Pick-up in execution holds key for NBCC achieving its revenue target

The company already has  ₹18,000 crore worth of works awarded to contractors. This supports the company’s confidence in achieving  ₹7,000 crore of revenues guidance.Premium
The company already has 18,000 crore worth of works awarded to contractors. This supports the company’s confidence in achieving 7,000 crore of revenues guidance.
1 min read . Updated: 20 Aug 2021, 12:45 PM IST Ujjval Jauhari

NEW DELHI : NBCC (India) Ltd, the government of India Navratna Enterprise, did see some impact of lockdowns on its performance during the June quarter. Labour availability being lower impacted its execution. The company, however, remains confident of achieving 7,000 crore revenues through execution pick-up remains under watch, feel analysts.

The company, which gets orders on a nomination basis, has a very strong order book. During the June quarter itself, the company had secured business worth 1,500 crore despite the pandemic. These included orders from NIT, Srinagar, worth 600 crore, National Sports University for 400 crore, and OHPC Odisha for 200 crore. The company, however, has faced issues on execution and monetization of projects during the covid period, and it is the pick-up that remains a key monitorable moving forward.

The company already has 18,000 crore worth of works awarded to contractors. This supports the company’s confidence in achieving 7,000 crore of revenues guidance. Notably, in Q1FY22, the company had clocked about 935 crore revenue. It thereby will need to clock a much higher run-rate in revenue moving forward. For now, though, the company has a requirement of 60,000 labourers. NBCC is struggling with 40,000 as of August as per analysts. The same thereby will remain to be watched for.
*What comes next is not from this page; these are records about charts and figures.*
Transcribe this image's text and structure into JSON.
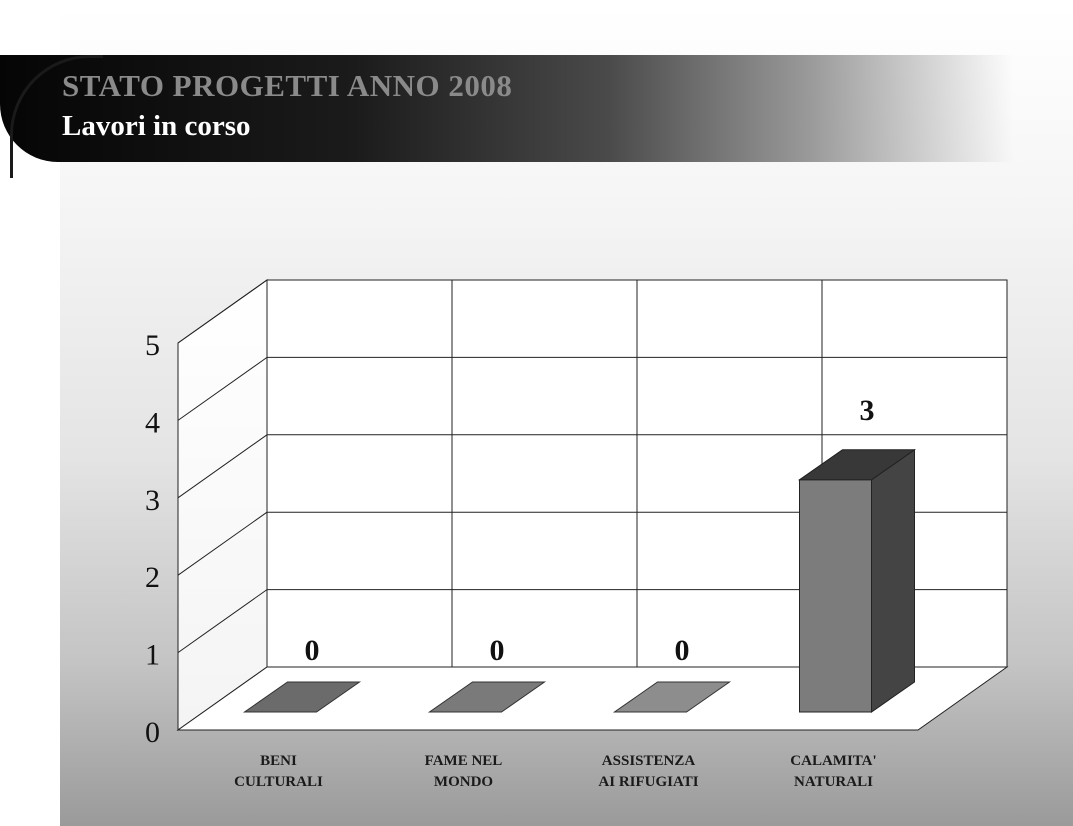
{
  "slide": {
    "title": "STATO PROGETTI ANNO 2008",
    "subtitle": "Lavori in corso"
  },
  "colors": {
    "background_top": "#ffffff",
    "background_bottom": "#9a9a9a",
    "banner": "#0d0d0d",
    "title_text": "#8a8a8a",
    "subtitle_text": "#ffffff"
  },
  "chart_data": {
    "type": "bar",
    "style": "3d",
    "title": "",
    "xlabel": "",
    "ylabel": "",
    "categories": [
      [
        "BENI",
        "CULTURALI"
      ],
      [
        "FAME NEL",
        "MONDO"
      ],
      [
        "ASSISTENZA",
        "AI RIFUGIATI"
      ],
      [
        "CALAMITA'",
        "NATURALI"
      ]
    ],
    "values": [
      0,
      0,
      0,
      3
    ],
    "data_labels": [
      "0",
      "0",
      "0",
      "3"
    ],
    "bar_colors": [
      "#6b6b6b",
      "#7a7a7a",
      "#8d8d8d",
      "#7c7c7c"
    ],
    "ylim": [
      0,
      5
    ],
    "yticks": [
      "0",
      "1",
      "2",
      "3",
      "4",
      "5"
    ],
    "grid": true,
    "legend": "none"
  }
}
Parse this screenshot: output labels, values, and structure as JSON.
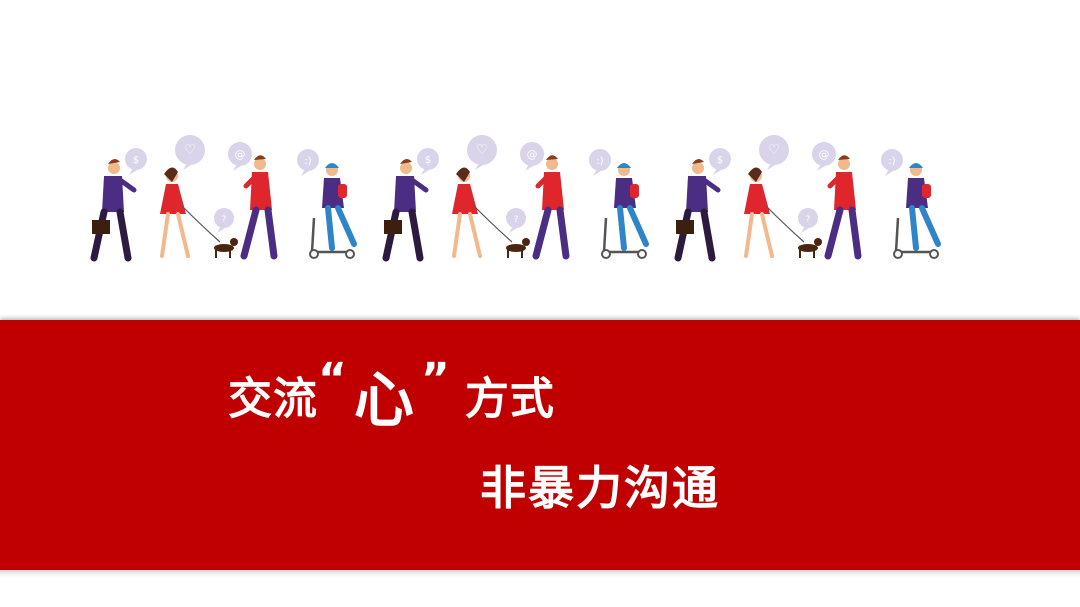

On the subsided covid-19 second wave, continuing awarding and as execution is expected to gain traction, management retained its FY22 (standalone) revenue guidance. FY22 margin guidance was slightly lowered from 2-3% to 2% now. Analysts at Anand Rathi Research say that “a healthy discussion pipeline for the Nauroji Nagar commercial space is an augury; any success would help execution gather pace at the Delhi Colony redevelopment projects". While the strong balance sheet and order book are key positives, the considerable dependence on real-estate liquidation for growth potential is a risk they add.

We forecast 21%/70%/29% CAGR in revenue/ Ebitda/net profit till FY23 say analysts at Antique Stock Broking Ltd. However, even ascribing 10x to FY23 core earnings per share and other investments-including real estate at 1,000 crore, we find all the best case is priced in, they add.